I read this quote late last night in Michael Frost and Alan Hirsch's revolutionary book The Shaping of Things to Come. I had a terrible case of insomnia last night, literally getting less than one hour of sleep. The problem was that my mind was racing. And my mind was racing mostly because of thoughts that had been planted in my head over a year ago when I read this book while taking a class at Mars Hill under Dwight Friesen.

I have to admit I was not originally impacted very much when I read it, but it never really left my mind, until I finally had to reread nearly the entire thing last night! My plan is to share some quotes and thoughts from it in the days to come (but not in a systematic manner). This quote from Kierkergaard is worth reading a few times, though I think it speaks for itself. We need to embody our faith. This seems obvious, yet we as the church rarely challenge people to do this, at least not fully. In the past few days I have seen some people take bold, drastic steps because of the Gospel, and have felt a renewed calling on my life that scares me to death, yet seems to be a challenge to faithfulness from God, asking me whether or not I can stop just teaching and knowing truth and actually be the truth. We will see.

Peace,
Matt

Currently Pondering: Immigration laws, impeachment possibilities, the rave scene, the horn of Africa, cancer, the pitfalls of Emergent, Solomon/wisdom, and the absolute arrogance of Western culture.

Friday, March 24, 2006

Creativity, Imagination, Culture, etc.

Yesterday I had the distinct privillege of having lunch with a kind New Testament scholar named Ron Hermes, who coincidentally just started teaching at my old school, Mars Hill. My friends and I were able to pick his brain as we prepare for our retreat teaching on Revelation (see last post on how I feel about it). Ron was very gracious and helpful, and brought up what I was already talking about, yet fearful of at the same time. If we are going to explore Revelation, we have to get into creativity and imagination, do some cultural exegesis, then let people go wild.

Scholars from Eugene Peterson to Walter Brueggemann to N.T. Wright are exploring the role of imagination when dealing with scripture, and I honestly appreciate it and am glad for it. The hard part is to deal with it on a pastoral level. Some people don't want to use their imagination, or don't think they are creative, or just don't see how any of it has to do with the Bible.
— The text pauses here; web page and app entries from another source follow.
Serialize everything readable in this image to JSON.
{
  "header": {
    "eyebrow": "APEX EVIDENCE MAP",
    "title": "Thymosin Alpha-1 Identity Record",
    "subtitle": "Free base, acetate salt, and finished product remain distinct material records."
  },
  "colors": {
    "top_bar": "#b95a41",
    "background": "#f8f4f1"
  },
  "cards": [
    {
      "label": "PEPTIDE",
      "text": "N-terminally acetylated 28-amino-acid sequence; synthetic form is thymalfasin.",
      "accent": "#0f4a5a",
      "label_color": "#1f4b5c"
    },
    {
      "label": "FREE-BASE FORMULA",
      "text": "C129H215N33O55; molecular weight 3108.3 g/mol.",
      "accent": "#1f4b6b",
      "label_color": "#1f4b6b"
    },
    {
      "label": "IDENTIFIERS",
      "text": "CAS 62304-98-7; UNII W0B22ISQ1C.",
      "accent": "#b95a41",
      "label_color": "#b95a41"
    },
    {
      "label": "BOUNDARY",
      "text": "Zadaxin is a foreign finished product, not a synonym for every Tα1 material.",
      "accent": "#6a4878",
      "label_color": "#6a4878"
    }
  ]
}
They "just read the Bible and do what it says." You can't go very far in a study of Revelation before you realize how much John understood his culture (at a much deeper level than most "culturally relevant" church-people do today), and how creative he was in bringing the imaginative, apocalyptic literature of his day into a dialogue with Old Testament writings and his brilliant cultural exegesis.

I think we can do something very similar today to what John did. In fact, I think it's needed sorely. But who should do it? Many of us would gladly stand and say "here am I, send me," but our willingness is not the same as a calling from God. As I ponder inviting high school students into a space where they get to test their own prophetic voices as they wrestle with their dialogue with culture and how to bring creativity and imagination to it, I walk with a great amount of trepidation. Who has the right? Who has the authority? All of us? Few to none of us?

I'm getting closer to what I've always dreamed of doing with high school students, yet am becoming more confused and fearful than ever. It's a fine line, but one that obviously needs to be looked at from time to time. It does sound like a beautiful thought; high school students taking up a prophetic voice and speaking to the followers of the way in Whatcom County, calling them to a new way of life that honors God where they live. Awesome. Scary.

Thoughts? Suggestions?

Peace,
Matt

Currently Reading: Simulacra and Simulation by Jean O Baudrillard. It's fascinating, and I have no doubt that I'll be blogging some stuff about it quite soon, especially as I continue to attempt my own deep reading of culture.